Gregory Markopoulos: Galaxie

Gregory J. Markopoulos, Galaxie, 1966, 82 min
Introduces by Mark Webber

In 1966, Gregory Markopoulos filmed portraits of notable figures in the New York art world, including painters, poets, critics, filmmakers, and choreographers. Markopoulos populated his Galaxie with a remarkable constellation of personalities, ranging from those in his immediate circle of filmmakers (Jonas Mekas, Storm de Hirsch, the Kuchar Brothers) to luminaries from other art forms (Jasper Johns, W. H. Auden, Allen Ginsberg). Each is shot with a single roll of 16mm film and, though edited entirely in-camera in the moment of filming, comprises many layers of dense superimpositions that build a complex portrait of the sitter. The subjects were invited to pose in their home or studio, together with personal objects of their choice: Parker Tyler is a seen with a drawing by Tchelitchew, Susan Sontag with photographs of Garbo and Dietrich, Shirley Clarke and Maurice Sendak both with children’s toys, Gregory Battcock with a Christmas card and zebra rug. The film is silent except for the sound of a Hindu bell, its number of rings increasing incrementally until 30 chimes accompany the final portrait.
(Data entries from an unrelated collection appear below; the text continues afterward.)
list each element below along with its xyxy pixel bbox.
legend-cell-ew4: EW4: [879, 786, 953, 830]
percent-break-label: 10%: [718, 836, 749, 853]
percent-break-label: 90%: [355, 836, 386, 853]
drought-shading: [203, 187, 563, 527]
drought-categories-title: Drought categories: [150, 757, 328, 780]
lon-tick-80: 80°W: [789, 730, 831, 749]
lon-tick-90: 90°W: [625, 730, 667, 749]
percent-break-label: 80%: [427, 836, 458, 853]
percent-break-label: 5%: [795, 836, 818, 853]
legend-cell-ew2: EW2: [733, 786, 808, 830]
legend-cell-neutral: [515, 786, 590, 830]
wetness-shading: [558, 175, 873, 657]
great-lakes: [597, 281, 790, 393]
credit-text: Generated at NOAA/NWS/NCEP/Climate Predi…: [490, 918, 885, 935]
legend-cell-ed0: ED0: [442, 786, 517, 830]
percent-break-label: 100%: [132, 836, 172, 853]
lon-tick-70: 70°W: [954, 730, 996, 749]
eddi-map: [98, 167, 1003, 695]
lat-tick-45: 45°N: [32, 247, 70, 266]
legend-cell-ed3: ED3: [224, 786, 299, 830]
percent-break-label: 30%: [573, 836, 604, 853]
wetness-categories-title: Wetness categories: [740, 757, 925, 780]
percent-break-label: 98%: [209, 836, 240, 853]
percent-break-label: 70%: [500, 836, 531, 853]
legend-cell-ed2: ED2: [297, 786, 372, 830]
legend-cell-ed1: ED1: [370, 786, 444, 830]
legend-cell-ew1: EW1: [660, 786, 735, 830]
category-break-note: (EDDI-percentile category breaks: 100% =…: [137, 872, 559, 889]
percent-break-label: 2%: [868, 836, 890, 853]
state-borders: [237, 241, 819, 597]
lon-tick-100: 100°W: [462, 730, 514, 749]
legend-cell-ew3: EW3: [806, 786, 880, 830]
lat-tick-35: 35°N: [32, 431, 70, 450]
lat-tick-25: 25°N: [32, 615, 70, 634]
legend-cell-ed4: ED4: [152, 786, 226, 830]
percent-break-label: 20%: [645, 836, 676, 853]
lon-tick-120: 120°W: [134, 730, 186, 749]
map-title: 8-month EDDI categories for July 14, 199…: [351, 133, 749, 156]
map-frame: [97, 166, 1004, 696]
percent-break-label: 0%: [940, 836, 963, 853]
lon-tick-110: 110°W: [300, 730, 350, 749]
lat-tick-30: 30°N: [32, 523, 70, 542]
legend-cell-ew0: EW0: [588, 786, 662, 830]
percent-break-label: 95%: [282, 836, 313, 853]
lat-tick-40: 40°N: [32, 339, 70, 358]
With this new form of portraiture, Markopoulos developed a detached but empathetic middle ground between the cool objectivity of Warhol’s Screen Tests and the informal portrayals of friends seen in the diary films of Mekas. The portrait would subsequently become a prevalent aspect of Markopoulos’ filmmaking for works such as Through a Lens Brightly: Mark Turbyfill, Political Portraits, Index: Hans Richter and Saint Actaeon. Portraits of individuals such as Giorgio de Chirico, Alberto Moravia, Mark Tobey, Eugène Ionesco, Patricia Highsmith, Lucebert, Peggy Guggenheim, Anton Bruckner and Barbara Hepworth populate his monumental, final work Eniaios, which was conceived to only be shown at a site specifically chosen by Markopoulos in the Greek province of Arcadia.